Il grande rientro di Berlusconi Già al lavoro per ricompattare il Pdl

RomaSe nel suo studio di Montecitorio Gianfranco Fini passa la giornata a ragionare su come arrivare ad una tregua con il Cavaliere di qui a breve (e non lo fa solo con i fedelissimi, ma pure con Pier Ferdinando Casini), in Francia Silvio Berlusconi trascorre il suo ultimo giorno nella casa della figlia Marina cercando soprattutto un po’ di relax. Al punto che mercoledì scorso ha deciso di rendersi telefonicamente irreperibile - salvo due eccezioni - proprio per poter «staccare almeno un giorno». A Roma tornerà lunedì, forse in tempo per partecipare ad una riunione a Palazzo Grazioli con il Guardasigilli Angelino Alfano, i tre coordinatori del Pdl e i capigruppo di Camera e Senato. A Milano, invece, è atterrato nel tardo pomeriggio di ieri, giusto in tempo per arrivare ad Arcore e ricominciare ad occuparsi dei tanti dossier sul tavolo. Dalla campagna elettorale ormai alle porte, ai provvedimenti sulla giustizia che saranno discussi a breve in Parlamento fino al possibile dialogo con l’opposizione sulle riforme. Argomenti di cui inizierà a discutere già oggi in diversi faccia a faccia. Tra gli altri, ad Arcore sono attesi Giulio Tremonti - per affrontare il capitolo della riforma fiscale - Fabrizio Cicchitto e Franco Frattini. Si parlerà, ovviamente, anche dei rapporti con Fini, che Berlusconi ha chiamato lo scorso 3 gennaio per gli auguri di compleanno. Una chiacchierata cordiale nella quale i due non hanno escluso di potersi vedere a inizio settimana.

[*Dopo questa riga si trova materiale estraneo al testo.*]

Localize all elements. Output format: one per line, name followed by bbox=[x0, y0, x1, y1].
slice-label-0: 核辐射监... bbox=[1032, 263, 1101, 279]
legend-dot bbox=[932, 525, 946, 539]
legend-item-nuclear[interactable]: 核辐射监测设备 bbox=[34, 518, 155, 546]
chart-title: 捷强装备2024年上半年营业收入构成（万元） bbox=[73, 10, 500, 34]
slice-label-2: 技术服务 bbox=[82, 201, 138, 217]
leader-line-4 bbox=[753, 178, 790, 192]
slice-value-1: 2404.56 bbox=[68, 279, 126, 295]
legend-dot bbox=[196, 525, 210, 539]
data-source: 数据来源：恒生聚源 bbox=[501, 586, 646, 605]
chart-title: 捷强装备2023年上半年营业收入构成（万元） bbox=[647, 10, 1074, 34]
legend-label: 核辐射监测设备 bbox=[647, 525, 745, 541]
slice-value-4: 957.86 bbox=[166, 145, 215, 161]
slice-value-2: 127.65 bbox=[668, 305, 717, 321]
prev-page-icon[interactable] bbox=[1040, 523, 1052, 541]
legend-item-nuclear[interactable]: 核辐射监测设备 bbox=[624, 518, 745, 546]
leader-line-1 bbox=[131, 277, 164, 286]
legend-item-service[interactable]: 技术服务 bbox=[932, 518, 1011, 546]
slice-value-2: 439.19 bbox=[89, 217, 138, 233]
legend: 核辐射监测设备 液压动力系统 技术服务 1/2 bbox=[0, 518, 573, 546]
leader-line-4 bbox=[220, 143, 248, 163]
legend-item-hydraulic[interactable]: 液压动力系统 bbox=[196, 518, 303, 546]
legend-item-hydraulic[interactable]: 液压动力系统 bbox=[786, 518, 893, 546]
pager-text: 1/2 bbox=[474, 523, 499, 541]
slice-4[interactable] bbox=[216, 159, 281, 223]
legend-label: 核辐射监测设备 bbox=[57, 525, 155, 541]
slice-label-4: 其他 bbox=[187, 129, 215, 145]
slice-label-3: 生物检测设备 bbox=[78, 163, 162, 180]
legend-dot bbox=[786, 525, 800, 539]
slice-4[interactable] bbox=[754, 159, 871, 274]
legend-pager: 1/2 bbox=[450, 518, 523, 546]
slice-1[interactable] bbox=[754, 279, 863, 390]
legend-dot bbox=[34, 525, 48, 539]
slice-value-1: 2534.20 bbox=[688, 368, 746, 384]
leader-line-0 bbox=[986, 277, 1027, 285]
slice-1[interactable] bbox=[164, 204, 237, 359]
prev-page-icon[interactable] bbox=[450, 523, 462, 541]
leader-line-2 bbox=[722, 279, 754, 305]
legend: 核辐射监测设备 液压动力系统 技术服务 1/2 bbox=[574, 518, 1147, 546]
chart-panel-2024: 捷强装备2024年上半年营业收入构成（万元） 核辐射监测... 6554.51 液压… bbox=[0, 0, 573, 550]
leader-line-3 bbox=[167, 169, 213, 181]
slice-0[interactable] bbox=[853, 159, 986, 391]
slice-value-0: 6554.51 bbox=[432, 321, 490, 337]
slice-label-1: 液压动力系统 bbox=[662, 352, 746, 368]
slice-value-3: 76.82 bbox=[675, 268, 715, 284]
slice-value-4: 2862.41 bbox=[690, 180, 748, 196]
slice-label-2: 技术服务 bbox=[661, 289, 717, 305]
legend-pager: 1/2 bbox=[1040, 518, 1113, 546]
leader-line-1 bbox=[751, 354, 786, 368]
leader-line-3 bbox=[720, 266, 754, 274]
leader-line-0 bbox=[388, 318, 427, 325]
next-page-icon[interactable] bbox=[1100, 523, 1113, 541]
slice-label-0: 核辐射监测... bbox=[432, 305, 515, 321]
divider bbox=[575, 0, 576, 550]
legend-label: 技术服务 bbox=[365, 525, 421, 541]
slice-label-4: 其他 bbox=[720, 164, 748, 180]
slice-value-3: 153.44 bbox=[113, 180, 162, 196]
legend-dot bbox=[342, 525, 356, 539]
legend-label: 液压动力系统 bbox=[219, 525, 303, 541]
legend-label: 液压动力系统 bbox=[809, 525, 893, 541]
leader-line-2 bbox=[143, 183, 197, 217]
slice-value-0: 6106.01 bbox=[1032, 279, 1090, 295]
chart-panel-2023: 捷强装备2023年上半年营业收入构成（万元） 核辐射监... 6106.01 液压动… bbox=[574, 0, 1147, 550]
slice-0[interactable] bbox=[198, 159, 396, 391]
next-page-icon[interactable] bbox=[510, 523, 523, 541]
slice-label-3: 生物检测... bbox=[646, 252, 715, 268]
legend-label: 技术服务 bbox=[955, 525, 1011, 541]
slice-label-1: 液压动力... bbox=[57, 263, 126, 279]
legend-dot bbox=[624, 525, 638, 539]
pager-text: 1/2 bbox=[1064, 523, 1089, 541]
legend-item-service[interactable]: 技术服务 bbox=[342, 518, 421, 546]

Già, perché con la campagna elettorale alle porte e dopo il lungo lavorio dei pontieri il tentativo sarebbe quello di sancire almeno una tregua, in modo da evitare conseguenze traumatiche per il Pdl a neanche tre mesi da una tornata elettorale che farà da spartiacque alla legislatura. Così, pur non avendo affatto gradito né le ultime critiche arrivate da Il Giornale né la decisione di allargare la squadra di governo con la nomina di due nuovi sottosegretari, Fini decide di mandare qualche segnale di fumo rinviando a data da destinarsi il pranzo con in fedelissimi in calendario per oggi a Montecitorio. Un modo, fanno sapere gli ambasciatori al Cavaliere, per evitare che l’appuntamento venisse letto come una conta dei finiani dentro il Pdl. Sul tavolo, però, c’è anche il nodo della nomina dei due nuovi sottosegretari. Perché se Berlusconi è più che deciso a far entrare nella squadra di governo Daniela Santanchè, le perplessità di Fini non sono una novità. Sul punto, però, il Cavaliere è stato chiaro, convinto - ha spiegato in più d’una conversazione privata - che «Daniela è la persona giusta per rappresentare la parte a destra del Pdl». Insomma, un nome da spendere in campagna elettorale, soprattutto al Nord dove la Lega ha l’esclusiva di temi come immigrazione e questione islamica. La Santanché - è il ragionamento di Berlusconi - è in prima linea su queste battaglie da tempo, è un volto noto alla gente che gli riconosce un’autorevolezza su queste materie e sa fare una campagna elettorale come ha già dimostrato raccogliendo un milione di voti come candidata premier de La Destra. È anche per questo, dunque, che il premier è intenzionato a portarla nel governo prima che la campagna elettorale entri nel vivo, magari già nel Consiglio dei ministri in programma mercoledì. Eppoi, spiega chi l’ha sentito ieri, «va bene ragionare con Fini» ma «un premier che accetta il veto del presidente della Camera sulla nomina di un suo sottosegretario» non fa altro che «dare un’impressione di debolezza». A quel punto, raccontano i rumors che arrivano dai piani nobili di Montecitorio, Fini chiederebbe però un cambio in corsa tra Ignazio La Russa e Italo Bocchino per la poltrona di coordinatore del Pdl. Difficile, invece, che possa ottenere a breve di rivedere la composizione dell’ufficio di presidenza del Pdl stabilita dallo Statuto del partito.
Battuta d’arresto, invece, sul fronte del dialogo con il Pd. Perché - ragiona Berlusconi con i suoi - Bersani non può certo mettere veti dicendo che l’agenda delle riforme è sbagliata e accusandoci di fare uno «tsunami» sulla giustizia.

D’altra parte, perfino Paolo Bonaiuti - l’artefice dell’incontro di quindici giorni tra Bersani e il Cavaliere e da sempre sostenitore del dialogo - ha ribattuto al segretario del Pd che «lo tsunami è quello che ha scatenato certa giustizia contro Berlusconi».